2021 Magnus Magnusson Prize Winner Announced

20/11/2021

Congratulations to Jesse Patrick Harrington, who has been awarded this year’s Magnus Magnusson Essay Prize.

The Society is delighted to announce the winner of its 2021 Magnus Magnusson essay prize. This year was characterised by the breadth and strength of the submissions received, which meant the judges faced a real challenge in selecting the best entry. However, the jury eventually named Dr Jesse Patrick Harrington the winner for his essay titled ‘Northern Maccabees: The Speech of Ralph Nowell, Bishop of Orkney, at the Battle of the Standard (1138)’. Jesse’s essay will be published in an upcoming volume of Northern Studies, and he will be awarded the prize amount of £350.
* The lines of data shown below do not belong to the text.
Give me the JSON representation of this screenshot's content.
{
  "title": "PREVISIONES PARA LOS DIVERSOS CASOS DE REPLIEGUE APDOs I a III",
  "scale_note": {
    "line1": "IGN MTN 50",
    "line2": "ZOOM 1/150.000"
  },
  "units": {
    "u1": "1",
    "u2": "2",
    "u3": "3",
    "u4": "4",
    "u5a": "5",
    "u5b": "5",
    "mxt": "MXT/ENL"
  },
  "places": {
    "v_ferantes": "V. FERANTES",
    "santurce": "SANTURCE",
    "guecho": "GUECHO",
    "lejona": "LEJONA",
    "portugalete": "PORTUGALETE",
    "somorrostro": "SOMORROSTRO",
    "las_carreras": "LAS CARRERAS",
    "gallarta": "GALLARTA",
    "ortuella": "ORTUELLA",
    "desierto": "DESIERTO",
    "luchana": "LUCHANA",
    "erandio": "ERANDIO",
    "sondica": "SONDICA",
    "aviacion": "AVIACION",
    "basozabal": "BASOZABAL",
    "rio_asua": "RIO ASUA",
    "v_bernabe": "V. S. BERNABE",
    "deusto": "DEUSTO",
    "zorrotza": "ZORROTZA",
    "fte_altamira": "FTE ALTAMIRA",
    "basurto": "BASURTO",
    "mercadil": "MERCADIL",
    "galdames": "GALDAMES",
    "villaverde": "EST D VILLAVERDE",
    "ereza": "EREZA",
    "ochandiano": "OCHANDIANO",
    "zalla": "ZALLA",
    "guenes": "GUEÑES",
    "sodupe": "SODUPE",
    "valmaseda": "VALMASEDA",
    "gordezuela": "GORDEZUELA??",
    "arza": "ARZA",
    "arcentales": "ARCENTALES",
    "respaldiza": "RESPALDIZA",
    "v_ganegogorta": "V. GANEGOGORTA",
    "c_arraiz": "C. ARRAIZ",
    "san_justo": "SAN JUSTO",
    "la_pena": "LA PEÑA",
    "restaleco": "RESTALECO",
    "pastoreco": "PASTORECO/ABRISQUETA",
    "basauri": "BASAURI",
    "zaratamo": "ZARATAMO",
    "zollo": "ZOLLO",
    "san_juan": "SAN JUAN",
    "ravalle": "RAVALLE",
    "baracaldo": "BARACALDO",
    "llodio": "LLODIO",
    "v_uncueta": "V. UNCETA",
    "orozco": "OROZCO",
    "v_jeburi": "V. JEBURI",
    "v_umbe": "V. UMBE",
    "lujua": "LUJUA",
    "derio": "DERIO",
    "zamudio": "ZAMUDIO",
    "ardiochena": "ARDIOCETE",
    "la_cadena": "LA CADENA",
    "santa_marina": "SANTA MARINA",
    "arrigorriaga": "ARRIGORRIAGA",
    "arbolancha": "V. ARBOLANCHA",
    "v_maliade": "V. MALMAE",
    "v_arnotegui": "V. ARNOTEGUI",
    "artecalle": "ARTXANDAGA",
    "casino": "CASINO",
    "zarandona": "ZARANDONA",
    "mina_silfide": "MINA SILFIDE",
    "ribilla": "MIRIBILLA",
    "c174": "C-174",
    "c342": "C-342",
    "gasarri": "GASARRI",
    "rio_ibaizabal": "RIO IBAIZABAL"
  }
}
The judging panel said of Jesse’s essay that it was ‘an engaging piece of scholarship which used secondary sources well and, importantly, turned its focus to a neglected aspect of a primary source and the learning of a 12th century cleric.’ The judges recommended two further essays for publication.

Jesse completed his MPhil. in Medieval History and PhD at the University of Cambridge, with a doctoral dissertation on vengeance and saints’ curses in England and Ireland, c. 1060–1215, which received the Griffiths Prize in Roman Studies. He has recently been awarded a Government of Ireland Postdoctoral Fellowship, researching the career and cult of St. Laurence O’Toole (c. 1128–1180), archbishop of Hiberno-Norse and Anglo-Norman Dublin and the leading Irish ecclesiastical figure in the English conquest of Ireland, through the Irish National Institute for Historical Research and the School of History, University College Cork.

Dr Harrington is the thirteenth winner of this prize, which is named in memory of Magnus Magnusson KBE, scholar and journalist of the northern world. A call for submissions for the 2022 edition of the prize will open soon.